Lorsque l’enjeu est significatif, il est prudent d’examiner rapidement les possibilités de régularisation avec le service compétent ou avec le conseil habituel de l’entreprise. L’important est de ne pas laisser subsister une incohérence connue entre la comptabilité, le formulaire et la déclaration fiscale transmise.

Points de vigilance pour éviter les erreurs les plus courantes

Ne pas confondre provision comptable et déduction fiscale

Une provision peut être enregistrée en comptabilité sans être admise telle quelle sur le plan fiscal. Le CERFA 12728*19 existe précisément pour traiter cette articulation. Il faut donc éviter de raisonner comme si toute dotation constatée devenait automatiquement déductible pour le même montant.

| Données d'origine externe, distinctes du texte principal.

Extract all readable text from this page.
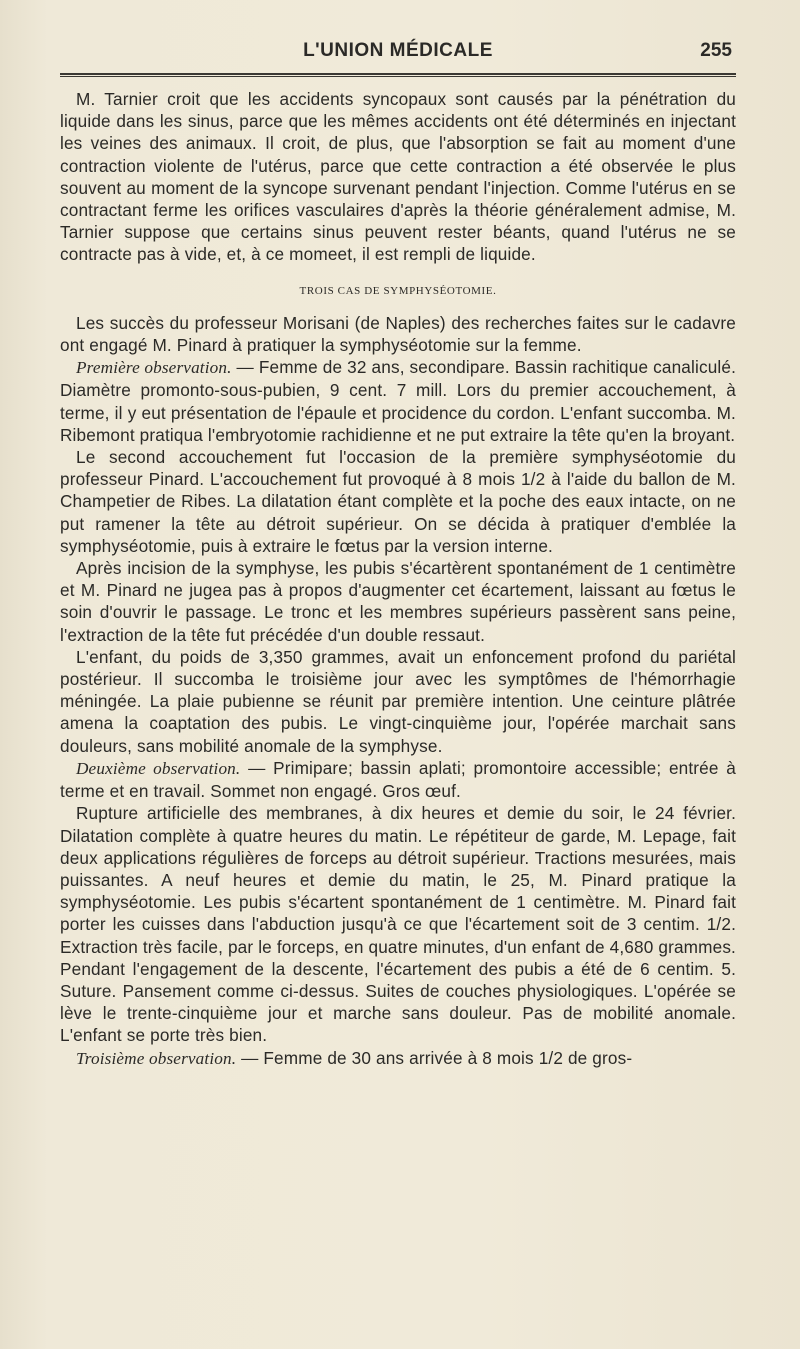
L'UNION MÉDICALE	255

M. Tarnier croit que les accidents syncopaux sont causés par la pénétration du liquide dans les sinus, parce que les mêmes accidents ont été déterminés en injectant les veines des animaux. Il croit, de plus, que l'absorption se fait au moment d'une contraction violente de l'utérus, parce que cette contraction a été observée le plus souvent au moment de la syncope survenant pendant l'injection. Comme l'utérus en se contractant ferme les orifices vasculaires d'après la théorie généralement admise, M. Tarnier suppose que certains sinus peuvent rester béants, quand l'utérus ne se contracte pas à vide, et, à ce momeet, il est rempli de liquide.

TROIS CAS DE SYMPHYSÉOTOMIE.

Les succès du professeur Morisani (de Naples) des recherches faites sur le cadavre ont engagé M. Pinard à pratiquer la symphyséotomie sur la femme.

Première observation. — Femme de 32 ans, secondipare. Bassin rachitique canaliculé. Diamètre promonto-sous-pubien, 9 cent. 7 mill. Lors du premier accouchement, à terme, il y eut présentation de l'épaule et procidence du cordon. L'enfant succomba. M. Ribemont pratiqua l'embryotomie rachidienne et ne put extraire la tête qu'en la broyant.

Le second accouchement fut l'occasion de la première symphyséotomie du professeur Pinard. L'accouchement fut provoqué à 8 mois 1/2 à l'aide du ballon de M. Champetier de Ribes. La dilatation étant complète et la poche des eaux intacte, on ne put ramener la tête au détroit supérieur. On se décida à pratiquer d'emblée la symphyséotomie, puis à extraire le fœtus par la version interne.

Après incision de la symphyse, les pubis s'écartèrent spontanément de 1 centimètre et M. Pinard ne jugea pas à propos d'augmenter cet écartement, laissant au fœtus le soin d'ouvrir le passage. Le tronc et les membres supérieurs passèrent sans peine, l'extraction de la tête fut précédée d'un double ressaut.

L'enfant, du poids de 3,350 grammes, avait un enfoncement profond du pariétal postérieur. Il succomba le troisième jour avec les symptômes de l'hémorrhagie méningée. La plaie pubienne se réunit par première intention. Une ceinture plâtrée amena la coaptation des pubis. Le vingt-cinquième jour, l'opérée marchait sans douleurs, sans mobilité anomale de la symphyse.

Deuxième observation. — Primipare; bassin aplati; promontoire accessible; entrée à terme et en travail. Sommet non engagé. Gros œuf.

Rupture artificielle des membranes, à dix heures et demie du soir, le 24 février. Dilatation complète à quatre heures du matin. Le répétiteur de garde, M. Lepage, fait deux applications régulières de forceps au détroit supérieur. Tractions mesurées, mais puissantes. A neuf heures et demie du matin, le 25, M. Pinard pratique la symphyséotomie. Les pubis s'écartent spontanément de 1 centimètre. M. Pinard fait porter les cuisses dans l'abduction jusqu'à ce que l'écartement soit de 3 centim. 1/2. Extraction très facile, par le forceps, en quatre minutes, d'un enfant de 4,680 grammes. Pendant l'engagement de la descente, l'écartement des pubis a été de 6 centim. 5. Suture. Pansement comme ci-dessus. Suites de couches physiologiques. L'opérée se lève le trente-cinquième jour et marche sans douleur. Pas de mobilité anomale. L'enfant se porte très bien.

Troisième observation. — Femme de 30 ans arrivée à 8 mois 1/2 de gros-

Rattacher les plus-values latentes aux mêmes biens

Le libellé officiel insiste sur les plus-values latentes afférentes à ces mêmes biens. Ce point est capital. Le mécanisme de plafonnement ne doit pas être apprécié de manière trop générale, en agrégeant des actifs sans lien direct. Une analyse bien ventilée des biens concernés est souvent la meilleure protection contre une erreur de méthode.

Documenter le raisonnement retenu

Un bon remplissage ne repose pas uniquement sur le résultat final. Il faut pouvoir expliquer le cheminement. En cas de contrôle, une entreprise qui dispose de tableaux clairs, d’évaluations datées et d’un rapprochement propre entre comptabilité et fiscalité sera en position plus solide qu’une entreprise qui ne conserve qu’un montant final saisi sur le formulaire.

Informations officielles à retenir

Le formulaire présenté ici correspond aux références suivantes :

  • Numéro CERFA : 12728*19
  • Identifiant DILA : R21939
  • Titre officiel : Plafonnement des provisions pour dépréciation des titres de participation et des immeubles de placement
  • Public concerné : professionnels
  • Date de dernière vérification DILA : 2025-10-10
  • Source administrative : Service-Public.fr

Pour vérifier la version applicable, les modalités de dépôt ou les éventuelles mises à jour, il reste recommandé de consulter la fiche officielle associée à la référence R21939 sur Service-Public.fr. C’est le bon réflexe dès qu’un doute existe sur l’usage du formulaire, son intégration dans la liasse fiscale ou sa version en vigueur.